# Negril.com Message Board Forums > Negril Message Board >  Give away / barter items

## need some sun

We are making our first trip to Jamaica and I want to bring a bag of stuff to give away and barter with. I'm looking for ideas. ??
Oh yeah...hello everyone! (my first post)

----------


## Prism

Hi and welcome, You won't find bartering in Negril, people need the money from selling their wares to live and feed their families.

----------


## need some sun

I was thinking trading fishing tackle for fish or lobster type bartering...no?

----------


## dash

No. I think Money is the best bartering tool!

----------


## captaind

Ditto

----------


## dash

Good on you for thinking of the give aways! Welcome. An Alaskan perspective is always welcome!!

----------


## need some sun

OK, money, I got it...so what about things to give away? (besides cash!)
I see things like kids shoes and reading glasses mentioned on the forum. Anything else??

----------


## dash

I sometimes bring T shirts and when I bring checked luggage I'll include little multi tools or flashlights and give them away before returning.

----------


## gerryg123

reading glasses and makeup are easy to carry, and both go over well.

----------


## Rambo

any school supplies are nice, everyone knows a kid that can use them...size medium anything will also work   :Smile: .........gone I'm afraid, are the days when a new bic lighter would get you a ride from roundabout to 3 dives.........sad..(where is a "Way Back  Machine" when you need one...lol)

----------


## Lady Jane

Glasses, gently worn clothing, tshirts, hats, anything Mon, anything you can carry is always appreciated

----------


## kaycee

The ladies that walk up and down the beach all day love the travel size bottles of body wash and lotions. I pack a few extra to give away.

----------


## nutz4travel

We always bring guitar strings & banjo strings for the beach musicians...

----------


## gerryg123

Jamacians love bath products and tooth brushes and that sort of thing. Famous Vincent loves bathing suit shorts. Bic lighters are a big hit, too.

----------


## onthecorner

couple of years back i went to the local flea market and bought six pairs of bright yellow oakley style sunglasses for a group of us coming down to help keep track of our gruop...easy to spot in a crowd and cheaper then losing the real thinggs on the beach and i could wear them swimming....anyway.....a vendor on the beach was a little upset because he wore the same color and said it was what he was known for.....left him a pair, the gaurds at the coco, bartender at for real. and sammy the guy who sold wares next to for real......come back the next year and was remembered for and asked if i was leaving more.....since then i always bring a dozen pair that i order on line very cheap and hand them out on the beach.......and the kids love them as well.......have fun on your trip......peace

----------


## need some sun

Lots of great ideas!

This entire forum is such a wealth of information.
I don't know how I stumbled across you people, but thanks for being here.

----------


## Fred Stripe

I always bring stuff,but I don't barter,I give it away.For what I pay compared to what they pay&make !!! It's huge. I just found a dollar store where I get reading glasses for only Three bucks,thats what I'm bringing next time. Ten pair.

----------


## chris55

I usually being stuff to give away as well.  One year to Puerto Vallarta I brought a bunch of flip flops...they were a hit.  I also brought Tim Hortons muffins one year to some of the bar staff I've gotten to know.

----------


## Yesihunt2

I never thought about reading glasses, I can get them for $1 at the Dollar Tree.  I was going there to pick up several pair of one dollar sunglasses since I always lose a pair or 2 when I'm done there.....

----------


## Eco

Bartering is fine...it takes two people to decide if they both got a great deal=you are not ripping them off or taking food off of any table by bringing goods that they can trade/barter/sell for a profit.  Worse case = you buy+ bring stuff that you can't barter for a profit.  Best case= you buy something for $10 and trade it for something selling for $20.....both you and the vendor leave with a smile....
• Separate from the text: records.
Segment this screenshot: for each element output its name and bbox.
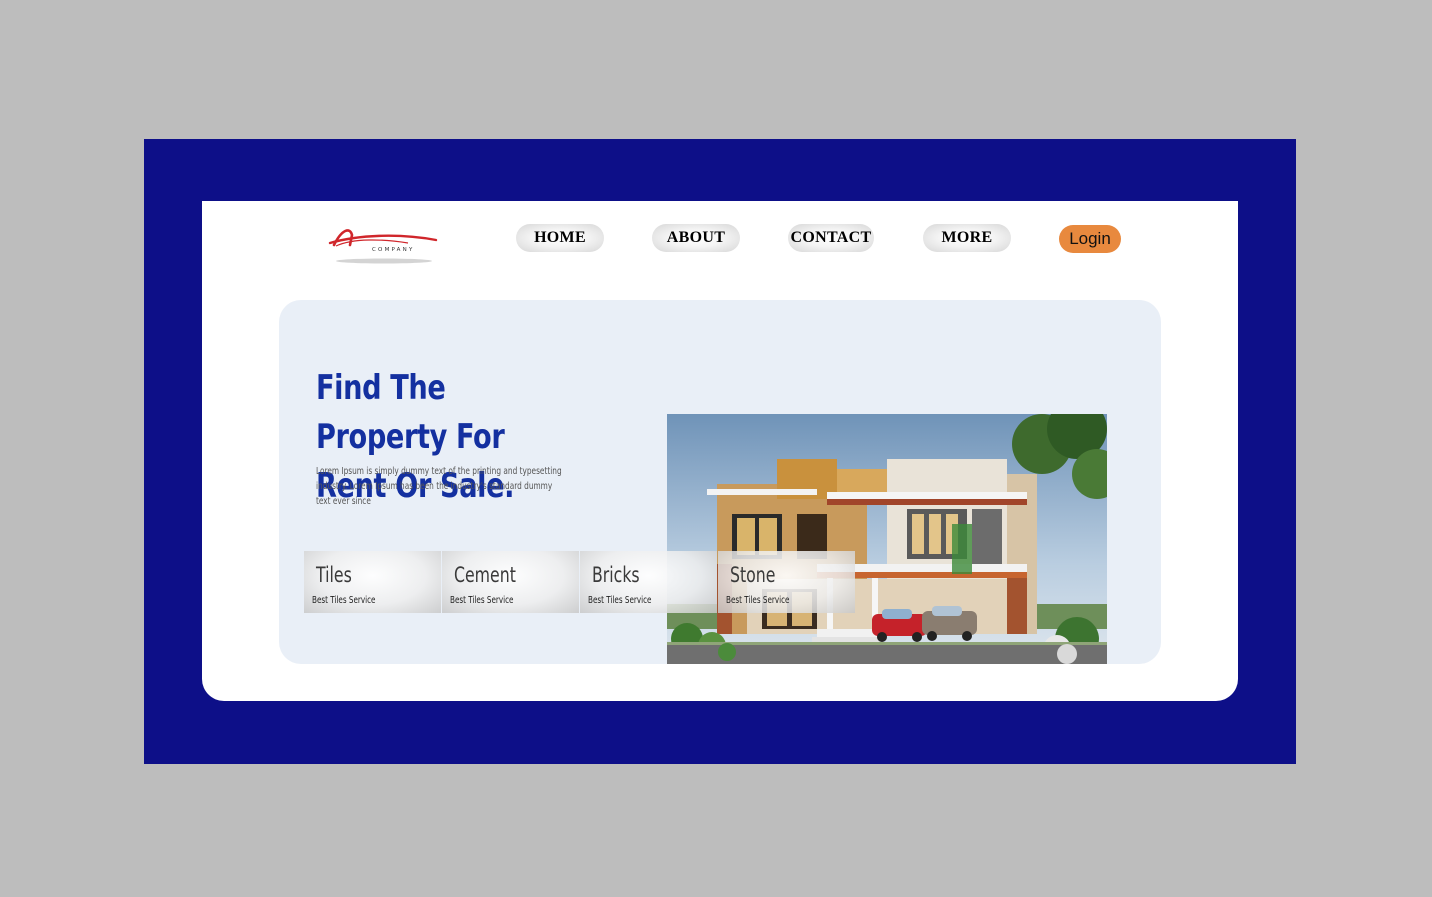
nav-about-button[interactable]: ABOUT: [652, 224, 740, 252]
hero-description: Lorem Ipsum is simply dummy text of the …: [316, 466, 562, 507]
logo-swoosh-icon: COMPANY: [328, 229, 438, 264]
main-card: COMPANY HOME ABOUT CONTACT MORE Login Fi…: [202, 201, 1238, 701]
nav-contact-button[interactable]: CONTACT: [788, 224, 874, 252]
service-subtitle: Best Tiles Service: [450, 595, 514, 606]
services-strip: Tiles Best Tiles Service Cement Best Til…: [304, 551, 856, 613]
nav-home-button[interactable]: HOME: [516, 224, 604, 252]
service-card-tiles[interactable]: Tiles Best Tiles Service: [304, 551, 441, 613]
service-subtitle: Best Tiles Service: [312, 595, 376, 606]
service-subtitle: Best Tiles Service: [726, 595, 790, 606]
service-name: Bricks: [592, 563, 640, 587]
page-frame: COMPANY HOME ABOUT CONTACT MORE Login Fi…: [144, 139, 1296, 764]
login-button[interactable]: Login: [1059, 225, 1121, 253]
logo-text: COMPANY: [372, 247, 415, 253]
service-card-cement[interactable]: Cement Best Tiles Service: [442, 551, 579, 613]
service-subtitle: Best Tiles Service: [588, 595, 652, 606]
service-name: Stone: [730, 563, 776, 587]
service-card-bricks[interactable]: Bricks Best Tiles Service: [580, 551, 717, 613]
service-name: Tiles: [316, 563, 352, 587]
nav-more-button[interactable]: MORE: [923, 224, 1011, 252]
service-card-stone[interactable]: Stone Best Tiles Service: [718, 551, 855, 613]
house-image: [667, 414, 1107, 664]
company-logo[interactable]: COMPANY: [328, 223, 438, 265]
hero-section: Find The Property For Rent Or Sale. Lore…: [279, 300, 1161, 664]
service-name: Cement: [454, 563, 516, 587]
An example....bought a $35 mask/fin/snorkel set at Target, made a deal with a vendor that on my last day I would trade it with him for this and that.  I ended up with several wood carvings and he got the snorkel stuff that he could sell or rent.  There is no way he could get such fine Target quality in JA at that price....and start a snorkel renting empire...(kidding somewhat).  Point is that in some cases bartering works out well for both parties as it has since 2 hours before the concept of time was invented.  

Barter on...or make it rain cash...the beat goes on either way....

----------


## saeyedoc

Yeah, my first trip in the 70's, I brought jeans and shoe polish, traded for various things including a carving.

----------


## Slightly Stoopid

Ok ... 
for little dudes ... hot wheels die cast cars
little gals... hair stuff ..from the dollar store 
for the bigger dudes ... baseball caps ... budwiser giveaways.. NHL /NFL etc.. 
I usually make a game of it .. Seattle or New York ??? ..usually purchased from a thrift store 
Music ... 4 gig USB's loaded with tunes .. bars love 'em 
bigger gals ... I leave that up to Mi Lady

----------


## Marko

Electronics are da best barter items..........
portable DVD players, cameras, mp3 players, etc etc..........good used condition is okay.

Cool Runnings, Marko

----------


## Fred Stripe

At the end of my trip I start to give away my clothes,good stuff. If you see the young guy who sells the juice at CoCo,,,let me know if he is wearing a multi colored visor I gave him.I liked that visor but??????

----------